Often people think yoga is about making shapes with your body but it actually goes much deeper than that and becomes a way to practice in everyday life.
There are 8 limbs of yoga
- Yama ~ Moral code (how to behave in society) – which include ahimsa (non-violence or non-harming), satya (truthfulness), asteya (non-stealing), bramacharya (sexual restraint), and aparigraha (non-possessiveness).
- Niyama ~ The personal behaviours – which include saucha (purity), santosha (contentment), tapas (discipline or austerity), svadhyaya (spiritual studies), and Ishvara Pranidhana (constant devotion to God).
- Asana ~ Physical postures, which we are familiar with but the postures were designed to allow the body to sit with ease in meditation.
- Pranayama ~ Breathing techniques to control the energy, prana, life force within the body.
- Pratyahara ~ withdrawal of the senses
- Dharana ~ Intense focus, concentration
- Dhyana ~ The practice of meditation
- Samadhi ~ Bliss, Joy, Peace
I want to explain more about the Yamas and Niyamas, to help you bring these into your daily lives.
The first Yama is Ahimsa, Non-violence.
“Ahimsa is the highest duty. Even is we cannot practice it in full, we must try to understand its spirit and refrain as far is humanly possible from violence.” – Mahatma Gandhi
Ahimsa is about abstaining from violence in all aspects of life from physical to mental and emotional. Non-Violence is a out showing compassion and love. Killing and doing physical harm are grosser forms of violence that are easily seen and understood. “When we feel hurried, afraid, powerless, out of balance and harsh with ourselves speaking words of kindness or even exploding in a violent outburst. Our ability to non violent towards others directly relate to the ability to non violent within ourselves.
Ahimsa or nonviolence, literally to do no harm calls forth from us our most brilliant and best self. Our capacity to be nonviolent depends on our proactive practice of courage, balance, love of self and compassion for others.” – Deborah Adele
When I first started exploring Ahimsa, I thought to myself I already practice this, I’m not a violence person but it also includes our thoughts, our responses and reactions and forgiving others. Not just to other people but also to yourself. Yoga begins with awareness, and that awareness has to start with ourselves.
Do you expect too much of yourself? Say negative things to yourself? Are you quick to react and blame others?
Violence can manifest in words, actions and inner thoughts. The other practices of yoga, postures, meditation and breathing can all work together to change the energy the prana in the body and when we step off our mat we take this into our daily lives.

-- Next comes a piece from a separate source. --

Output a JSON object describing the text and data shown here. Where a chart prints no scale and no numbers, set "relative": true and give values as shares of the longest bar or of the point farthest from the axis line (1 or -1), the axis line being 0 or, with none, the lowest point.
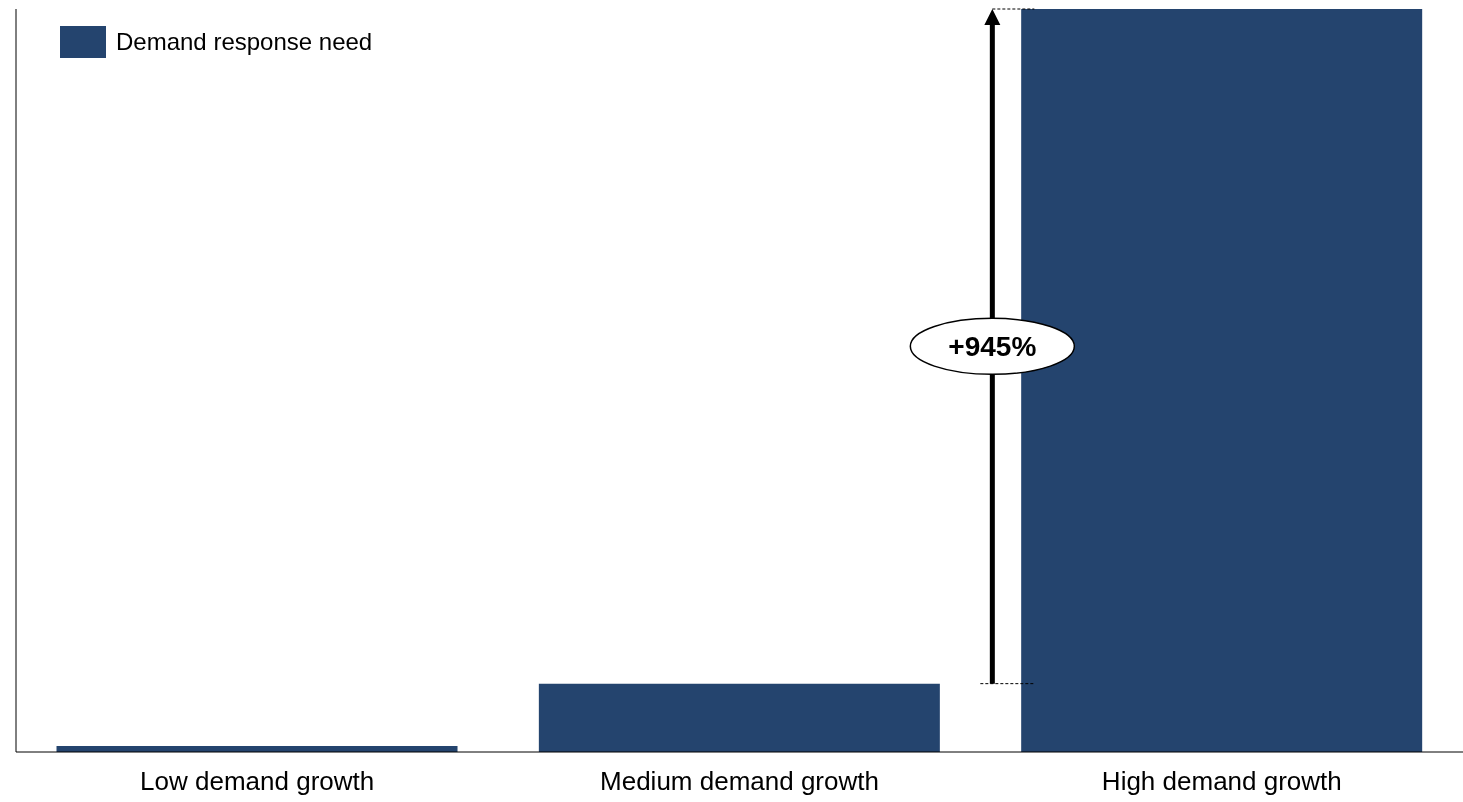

For example some people choose to not eat meat in their diet. Any events that happen in your life when you might typically react in a negative way can you replace those with feelings of understanding, compassion and love. In your yoga practice can you move without force.
Paying attention to the mind and thoughts is practicing ahimsa, are there hints of violence against yourself or others? Observing your thoughts and being away of what is coming into the mind. Constantly having negative thoughts can trigger our fight or flight response and increase cortisol (the stress hormone) into your bodies. This can lead to lowered immune system, physical pain and sickness. Think of the term, worried sick. “Worrying is like sitting in a rocking chair, it gives you something to do but it doesn’t get you anywhere” English Proverb. Worrying will never change the outcome.
We have have times in our life that are difficult, and we have natural emotions of pain, hatred, and violence but not acting upon those emotions, practice this each and every day. Release negative thoughts about yourself and others around your. Ahimsa – Non Violence creates peace, love, kindness, self-love, compassion, self-acceptance. Which comes from the heart.
If you are someone who likes to Journal, get your notebook, make a cup of tea, sit aside 10 minutes or so and ask yourself the following questions;
What does balance feel like to you, don’t think about it in your head, feel it in your body, notice sensations, energy levels, do you need more sleep, exercise, do you need to eat differently, work less? Notice the effects in your life and of those around you.
How do you or could you practice ahimsa through your thoughts, your words, your actions.